News/Coverage About the SARE Grant Work
- UMD Students Help Connect Hillside Residents to Healthy Food Sources (Fox21, Local News, Duluth)
- Welcoming Families to UMD's Farm (UMD News Center)
Learning Outcomes
Sustainable Agriculture, Food Systems
Students and youth demonstrated interest and understanding of how local food relates to health and nutrition. They met farmers through intergenerational workshops relating to healthy foods with their parents making sauerkraut, matching seeds to vegetables, learning about pollinators, honey making, and food sovereignty, and reading books about organic agriculture.
Project Outcomes
University farms need to not only focus on the STEM but also food justice. This project helped the UMD Land Lab build relations with regional farmers to utilize our living land lab for education and to encourage interactions with lower income residents from a healthy food priority area who would otherwise be excluded from buying local and organic produce. The UMD Land Lab continues to work with the farmers that participated in Healthy Lives Day by supporting a local CSA program that purchases local food and helps distribute it to lower income families. We also continue our partnership with the First Ladies of the Hillside from Steve O'Neil who have now started their own pre-package meal kit enterprise that will include local, seasonal food grown by students from the UMD Land Lab. Students from the UMD Land Lab are also partnering with the First Ladies as a result of Healthy Lives Day to develop a textile and dye plot and plan to share the resulting fiber art this fall. First Ladies of the Hillside will continue to visit the UMD Land Lab and participate in activities with regional farmers.
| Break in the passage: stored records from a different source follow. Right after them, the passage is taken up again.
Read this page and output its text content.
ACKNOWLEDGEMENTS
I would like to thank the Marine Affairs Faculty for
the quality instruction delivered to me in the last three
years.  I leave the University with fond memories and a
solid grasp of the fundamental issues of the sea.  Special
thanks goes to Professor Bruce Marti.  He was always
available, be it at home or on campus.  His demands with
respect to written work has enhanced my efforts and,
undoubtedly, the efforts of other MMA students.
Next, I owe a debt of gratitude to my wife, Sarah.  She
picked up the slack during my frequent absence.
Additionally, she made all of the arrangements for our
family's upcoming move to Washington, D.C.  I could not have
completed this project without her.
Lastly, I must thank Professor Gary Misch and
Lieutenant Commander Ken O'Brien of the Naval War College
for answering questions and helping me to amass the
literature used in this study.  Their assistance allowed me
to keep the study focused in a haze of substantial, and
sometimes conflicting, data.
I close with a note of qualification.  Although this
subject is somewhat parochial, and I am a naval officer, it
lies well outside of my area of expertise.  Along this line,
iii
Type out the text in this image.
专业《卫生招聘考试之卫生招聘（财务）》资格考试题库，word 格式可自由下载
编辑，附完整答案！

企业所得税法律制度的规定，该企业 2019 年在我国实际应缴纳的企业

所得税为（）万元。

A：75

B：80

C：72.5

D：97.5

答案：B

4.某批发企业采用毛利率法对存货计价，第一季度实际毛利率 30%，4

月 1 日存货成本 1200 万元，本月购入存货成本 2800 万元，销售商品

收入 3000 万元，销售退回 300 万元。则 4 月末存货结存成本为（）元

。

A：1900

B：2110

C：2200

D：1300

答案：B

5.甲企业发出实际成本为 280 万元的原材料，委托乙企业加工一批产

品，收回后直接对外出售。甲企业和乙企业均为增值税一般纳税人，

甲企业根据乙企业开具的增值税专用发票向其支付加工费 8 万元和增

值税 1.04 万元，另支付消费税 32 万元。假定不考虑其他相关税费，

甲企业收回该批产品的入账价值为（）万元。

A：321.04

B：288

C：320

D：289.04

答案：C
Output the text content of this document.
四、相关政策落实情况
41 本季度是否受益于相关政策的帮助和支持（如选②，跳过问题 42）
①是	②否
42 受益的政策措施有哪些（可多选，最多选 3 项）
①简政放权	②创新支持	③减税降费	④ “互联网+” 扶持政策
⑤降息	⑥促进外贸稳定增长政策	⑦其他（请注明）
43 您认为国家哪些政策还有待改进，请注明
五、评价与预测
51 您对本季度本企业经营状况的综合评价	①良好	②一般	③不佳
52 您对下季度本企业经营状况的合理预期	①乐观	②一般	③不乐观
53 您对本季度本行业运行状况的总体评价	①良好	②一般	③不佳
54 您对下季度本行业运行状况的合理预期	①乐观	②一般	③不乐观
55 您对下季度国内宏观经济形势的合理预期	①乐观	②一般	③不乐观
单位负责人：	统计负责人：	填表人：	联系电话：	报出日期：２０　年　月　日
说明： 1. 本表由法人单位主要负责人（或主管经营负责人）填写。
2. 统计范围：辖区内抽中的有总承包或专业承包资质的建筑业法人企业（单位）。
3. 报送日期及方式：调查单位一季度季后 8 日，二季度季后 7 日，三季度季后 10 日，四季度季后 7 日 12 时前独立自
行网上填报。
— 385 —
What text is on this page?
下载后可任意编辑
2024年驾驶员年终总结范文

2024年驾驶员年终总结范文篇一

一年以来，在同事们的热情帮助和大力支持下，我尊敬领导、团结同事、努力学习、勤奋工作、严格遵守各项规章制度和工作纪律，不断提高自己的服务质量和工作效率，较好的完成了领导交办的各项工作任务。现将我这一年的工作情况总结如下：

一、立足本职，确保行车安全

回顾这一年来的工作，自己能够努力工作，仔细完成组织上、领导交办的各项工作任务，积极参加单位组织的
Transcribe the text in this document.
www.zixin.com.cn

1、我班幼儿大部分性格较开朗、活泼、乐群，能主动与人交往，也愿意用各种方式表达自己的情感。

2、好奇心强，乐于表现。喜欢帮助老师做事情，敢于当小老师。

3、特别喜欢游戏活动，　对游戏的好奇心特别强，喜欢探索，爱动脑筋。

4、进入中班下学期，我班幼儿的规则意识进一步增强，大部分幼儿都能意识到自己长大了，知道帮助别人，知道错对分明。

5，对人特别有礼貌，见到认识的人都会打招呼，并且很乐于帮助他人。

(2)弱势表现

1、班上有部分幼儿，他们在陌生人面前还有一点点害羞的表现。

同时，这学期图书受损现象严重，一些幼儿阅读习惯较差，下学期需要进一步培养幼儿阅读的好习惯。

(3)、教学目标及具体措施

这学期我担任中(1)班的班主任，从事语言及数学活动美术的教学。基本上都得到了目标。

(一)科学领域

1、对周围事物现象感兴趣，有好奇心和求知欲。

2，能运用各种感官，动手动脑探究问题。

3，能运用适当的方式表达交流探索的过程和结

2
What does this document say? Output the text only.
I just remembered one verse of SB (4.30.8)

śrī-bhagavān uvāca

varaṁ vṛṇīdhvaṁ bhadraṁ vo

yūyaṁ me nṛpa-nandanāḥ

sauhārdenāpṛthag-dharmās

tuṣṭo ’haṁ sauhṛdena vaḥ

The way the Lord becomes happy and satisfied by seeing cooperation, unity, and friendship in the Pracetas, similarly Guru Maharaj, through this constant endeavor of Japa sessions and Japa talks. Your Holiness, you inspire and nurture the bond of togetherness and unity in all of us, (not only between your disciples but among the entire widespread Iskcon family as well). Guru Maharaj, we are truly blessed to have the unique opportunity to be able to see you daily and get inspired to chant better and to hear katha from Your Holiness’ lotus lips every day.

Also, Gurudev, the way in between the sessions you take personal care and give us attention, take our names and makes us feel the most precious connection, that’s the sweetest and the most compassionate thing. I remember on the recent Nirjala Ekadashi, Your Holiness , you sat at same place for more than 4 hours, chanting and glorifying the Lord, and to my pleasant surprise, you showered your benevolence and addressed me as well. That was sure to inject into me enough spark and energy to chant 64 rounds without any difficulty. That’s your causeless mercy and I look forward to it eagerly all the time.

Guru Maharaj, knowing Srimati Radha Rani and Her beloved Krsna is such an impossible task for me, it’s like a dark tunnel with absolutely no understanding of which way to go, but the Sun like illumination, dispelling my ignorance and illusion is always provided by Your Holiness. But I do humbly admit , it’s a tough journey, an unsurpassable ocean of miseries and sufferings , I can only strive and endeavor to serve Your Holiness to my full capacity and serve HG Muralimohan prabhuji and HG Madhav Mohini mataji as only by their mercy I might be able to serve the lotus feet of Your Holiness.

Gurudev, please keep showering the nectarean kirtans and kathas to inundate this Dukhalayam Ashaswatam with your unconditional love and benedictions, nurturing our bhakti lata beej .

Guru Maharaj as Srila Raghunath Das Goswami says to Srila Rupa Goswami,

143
The First Ladies of the Hillside are working with the UMD Land Lab to develop meal kits utilizing local, seasonal foods to try to make them more accessible.
https://research.d.umn.edu/researchforhealthylives
https://www.facebook.com/UMNDuluth/videos/6906604642746971/
I would like to see more projects that encourages interactions between farmers and low income residents who are often left out of the organic food circle. Evidence suggests that these interactions are more fruitful in influencing diets and nutritional habits than educational campaigns alone.